Ekonomik kriz ortamında kadınları değil sermayeyi destekleyen politikalarla her geçen gün emeğimiz değersizleştiriliyor. Yarı zamanlı iş yasaları, kadınlara müjde gibi sunulurken iş yaşamından uzaklaşan kadınlar adeta evlere hapsediliyor. Esnek, güvencesiz çalışma koşulları ile sömürü yasallaşıyor, patronlar korunuyor. Ev içi emeğimizi görünmez kılan erkek egemen sistem, ev işçilerini de işçi olarak görmüyor, onları güvencesiz ve sigortasız çalışmaya maruz bırakıyor. Emeğimizi ve yaşam hakkımızı savunan kadınlar olarak ev işçilerinin iş yasasına alınmasını ve iş güvenliğinin sağlanması taleplerimizi bir kere de buradan yineliyoruz.
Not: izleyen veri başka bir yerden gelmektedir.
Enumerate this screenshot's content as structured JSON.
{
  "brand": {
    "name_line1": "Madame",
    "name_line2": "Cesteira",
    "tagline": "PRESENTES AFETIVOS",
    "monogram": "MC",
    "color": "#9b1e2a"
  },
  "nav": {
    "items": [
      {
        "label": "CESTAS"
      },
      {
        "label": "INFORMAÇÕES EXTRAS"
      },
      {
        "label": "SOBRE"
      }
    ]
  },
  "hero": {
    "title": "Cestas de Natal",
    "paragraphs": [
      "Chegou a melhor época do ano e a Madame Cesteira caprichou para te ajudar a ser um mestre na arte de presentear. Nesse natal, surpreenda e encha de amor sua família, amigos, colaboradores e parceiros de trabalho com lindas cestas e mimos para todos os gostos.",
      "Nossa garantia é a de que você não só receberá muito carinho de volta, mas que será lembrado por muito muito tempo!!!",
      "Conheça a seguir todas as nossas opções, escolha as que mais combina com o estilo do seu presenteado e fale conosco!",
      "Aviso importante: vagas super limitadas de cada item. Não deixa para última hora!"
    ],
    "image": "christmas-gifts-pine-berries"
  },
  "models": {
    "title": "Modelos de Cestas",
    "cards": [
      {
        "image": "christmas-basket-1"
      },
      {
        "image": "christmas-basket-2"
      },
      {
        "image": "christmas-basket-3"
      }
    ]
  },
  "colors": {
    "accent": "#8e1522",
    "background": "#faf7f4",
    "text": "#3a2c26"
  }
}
Haklarımız bir bir elimizden alınmaya çalışılıyor

Kadınların tırnaklarıyla kazıyarak, bedeller ödeyerek kazanmış olduğu haklar bir bir elimizden alınmaya çalışılıyor. Geçtiğimiz senelerde gündeme getirilen ve yüzlerce kadının neredeyse 81 ilde sokağa çıkarak geri çektirdiği tecavüz yasası şimdi yeniden gündeme getirilmeye çalışılıyor. Bu yasa tasarısı, cinsel istismara uğrayan kişi ve failin evlenmesi koşuluyla failin suçunun silinmesini ve şuan cezaevinde yatan 40 bin tecavüzcünün affını içermektedir. Bu yasa tasarısı taciz ve tecavüzün yasallaşması, istismarın meşrulaştırılması demektir. Rıza yaşı sınırının 12’ye çekilmeye çalışıldığı bu tasarıda çocuklara yapılan istismar hiçbir ceza almayacak, çocuklar kendilerine tecavüz edenlerle evlendirilerek kendilerince "sorun" çözülecekti. Biz kadınların sokakları terk etmeyerek yasa tasarısına karşı çıkmamızın sonucunda hükümet toplumsal baskıyı kaldıramamış ve kadınlar kazanmıştı.   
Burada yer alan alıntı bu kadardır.